In "The Other Path," De Soto argues that Peru's informal, underground, or "black" economy is good, more a solution to poverty than a problem.

The informals - street sellers, unlicensed taxi and bus drivers, shopkeepers, and owners of small illicit workshops - are forced to ply their trade illegally because of government regulations and bureaucracy. They survive through ingenuity and a basic entrepreneurial spirit. This could be harnessed for the national good if such legal essentials as land titles, the right to set up businesses, and access to credit were supplied.

Renewed US ties

De Soto has been quick to appreciate the need to link bilateral negotiations, including the reestablishment of Peru's relations with the international financial community, to the US's number one domestic problem, drugs.

The "Fujimori Doctrine," soon to be enshrined in a new bilateral agreement with the US, is almost pure De Soto.

It proposes crop substitution rather than jail terms for coca growers, along with providing land titles and the conditions for a real market economy. And De Soto personally recommended to the president two North American advisers, Ann Wroblewski and Edward Luttwak "to avoid future misunderstandings over development and interdiction," according to De Soto.

New Minister of the Economy Carlos Bolona and recently appointed Peruvian Ambassador to Washington Roberto MacLean are both ILD advisers. They use the language of ILD, emphasizing the need for "structural reforms," a favorite ILD theme.

Fujimori's political rise was nothing short of meteoric. But when he snatched second place behind Mario Vargas Llosa in last April's round of the presidential elections, he had no program beyond the slogan, "honesty, hard work, technology."

With De Soto's advice, Fujimori found enough material in ILD ideology to concoct a program between the April elections and the June runoff.

Despite its nominal think tank status, ILD is actively involved in institutional reform, from draft law stage through promotion, education, and implementation. It invites popular participation and holds public debates.

"Administrative Simplification" - a series of measures cutting through Peru's notorious red tape - was the first major ILD-prepared law. Peru's Congress passed it unanimously. Legal registration of a business now takes one day instead of 300. Complex documentation requirements have been dramatically simplified, often substituted with a straightforward sworn declaration.

Peru-styled free market

The concept of a market economy is basic to De Soto's philosophy.

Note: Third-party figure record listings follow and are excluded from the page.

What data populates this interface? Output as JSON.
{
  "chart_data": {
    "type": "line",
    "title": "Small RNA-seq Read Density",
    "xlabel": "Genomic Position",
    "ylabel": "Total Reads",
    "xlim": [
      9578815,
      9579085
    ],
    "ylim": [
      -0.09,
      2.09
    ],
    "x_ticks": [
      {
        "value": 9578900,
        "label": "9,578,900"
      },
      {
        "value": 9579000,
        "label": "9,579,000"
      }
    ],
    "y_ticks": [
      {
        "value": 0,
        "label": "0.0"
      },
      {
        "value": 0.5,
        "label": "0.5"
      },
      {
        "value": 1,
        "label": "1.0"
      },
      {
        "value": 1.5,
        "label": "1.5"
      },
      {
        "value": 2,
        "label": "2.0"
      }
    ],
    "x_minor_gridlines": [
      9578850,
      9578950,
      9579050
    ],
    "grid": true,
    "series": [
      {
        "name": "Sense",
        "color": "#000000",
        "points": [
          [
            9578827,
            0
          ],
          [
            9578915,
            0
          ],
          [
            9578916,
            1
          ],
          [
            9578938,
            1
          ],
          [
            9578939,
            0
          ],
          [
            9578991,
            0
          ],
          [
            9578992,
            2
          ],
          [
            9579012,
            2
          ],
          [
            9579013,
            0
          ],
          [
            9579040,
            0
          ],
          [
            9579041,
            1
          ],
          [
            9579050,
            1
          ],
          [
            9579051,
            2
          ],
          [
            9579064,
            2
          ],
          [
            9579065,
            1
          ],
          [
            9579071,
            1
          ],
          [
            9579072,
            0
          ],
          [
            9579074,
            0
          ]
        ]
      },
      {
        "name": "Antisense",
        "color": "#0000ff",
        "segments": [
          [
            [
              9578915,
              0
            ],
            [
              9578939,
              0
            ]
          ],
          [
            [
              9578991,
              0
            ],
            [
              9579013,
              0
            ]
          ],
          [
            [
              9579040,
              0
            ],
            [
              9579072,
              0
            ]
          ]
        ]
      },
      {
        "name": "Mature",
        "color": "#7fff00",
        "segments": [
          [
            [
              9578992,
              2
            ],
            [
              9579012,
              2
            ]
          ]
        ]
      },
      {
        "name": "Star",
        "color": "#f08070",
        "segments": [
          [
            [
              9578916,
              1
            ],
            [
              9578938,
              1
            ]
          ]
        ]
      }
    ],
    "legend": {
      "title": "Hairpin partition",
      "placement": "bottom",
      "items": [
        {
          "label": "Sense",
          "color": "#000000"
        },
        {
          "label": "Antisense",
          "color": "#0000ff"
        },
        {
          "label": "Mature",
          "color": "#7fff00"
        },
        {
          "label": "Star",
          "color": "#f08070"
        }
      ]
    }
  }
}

But this means a market economy "made to measure for the people who live in that country ... not a model which looks ideal to foreign investors but which does not encourage popular participation because it was designed in New York," De Soto says. As evidence, he cites the failure of "the Bolivian model."

Educated in Canada, the US, and Switzerland, De Soto often prefers speaking English to Spanish or French. He first worked as managing director of a Swiss engineering consultancy. Returning to his native Peru in 1979 to run an old mine, he founded the ILD in 1980, the year Peru returned to democracy after more than a decade of military rule.

Although he has been intimately involved in negotiations with the International Monetary Fund and other multilateral organizations on debt and new financing, De Soto believes that most of the reforms Peru needs are internal and structural. Peruvians wrongly tend to blame outside causes for their hardships, he says.

De Soto, unlike his critics, has no problem with the ILD's influential but informal position.

"One characteristic of all modern states is that power is not concentrated in ministries," he says.

He believes in specialist "supra-ministerial" bodies such as the proposed Autonomous Alternative Development Authority to coordinate the anti-drugs initiative, and a Hong Kong-style Committee Against Corruption.

De Soto has several times refused formally to participate in government. "Those who do perform a great service, but 95 percent of their time is spent putting out fires. They have no chance to create new things as the ILD does."